Just trying to train my model but i am stuck at this error.
#Splitting the data
X_train, X_test, y_train, y_test = train_test_split(tweets,labels, random_state=0)
print (len(X_train),len(X_test),len(y_train),len(y_test))
which produces:
---------------------------------------------------------------------------
ValueError Traceback (most recent call last)
<ipython-input-26-b1b63fa90541> in <module>()
1 #Splitting the data
----> 2 X_train, X_test, y_train, y_test = train_test_split(tweets,labels, random_state=0)
3 print (len(X_train),len(X_test),len(y_train),len(y_test))
2 frames
/usr/local/lib/python3.7/dist-packages/sklearn/utils/validation.py in check_consistent_length(*arrays)
210 if len(uniques) > 1:
211 raise ValueError("Found input variables with inconsistent numbers of"
--> 212 " samples: %r" % [int(l) for l in lengths])
213
214
ValueError: Found input variables with inconsistent numbers of samples: [1454711, 0]

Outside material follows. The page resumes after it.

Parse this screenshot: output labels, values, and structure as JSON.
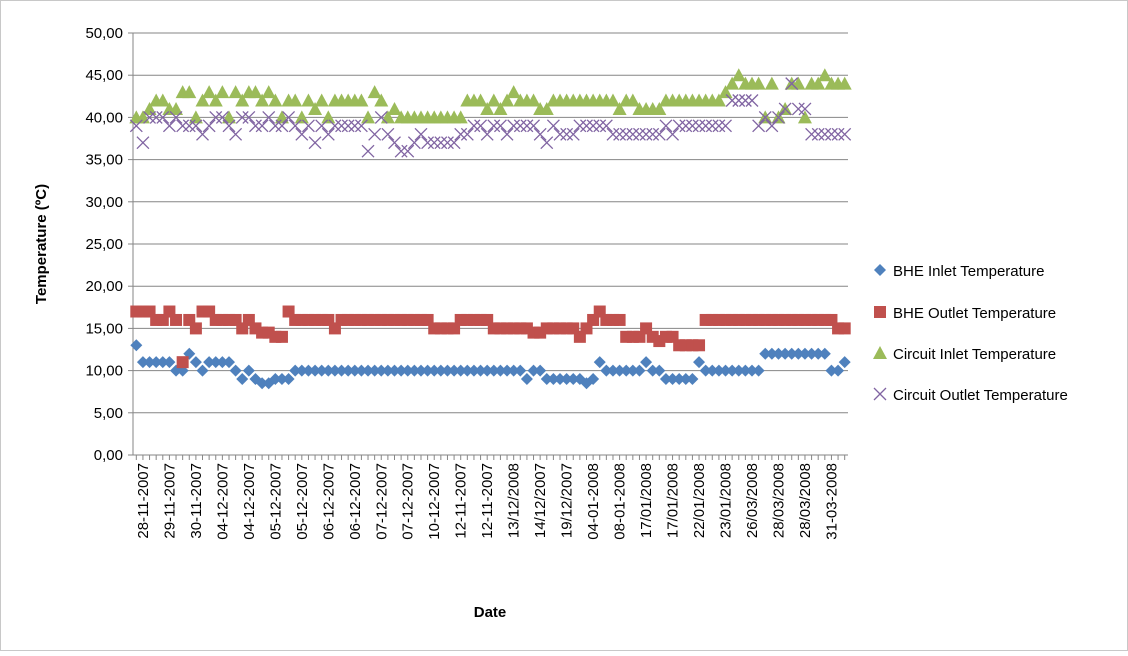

I'm not getting how to fix it. Looking forward for suggestions to resolve this error.
According to this answer over at DataScience, as well as the given error values of "[1454711, 0]", your "tweets" and "labels" are not of the same size or length, which train_test_split()
requires.
So check out both that answer and double-check that your "labels" data is correct.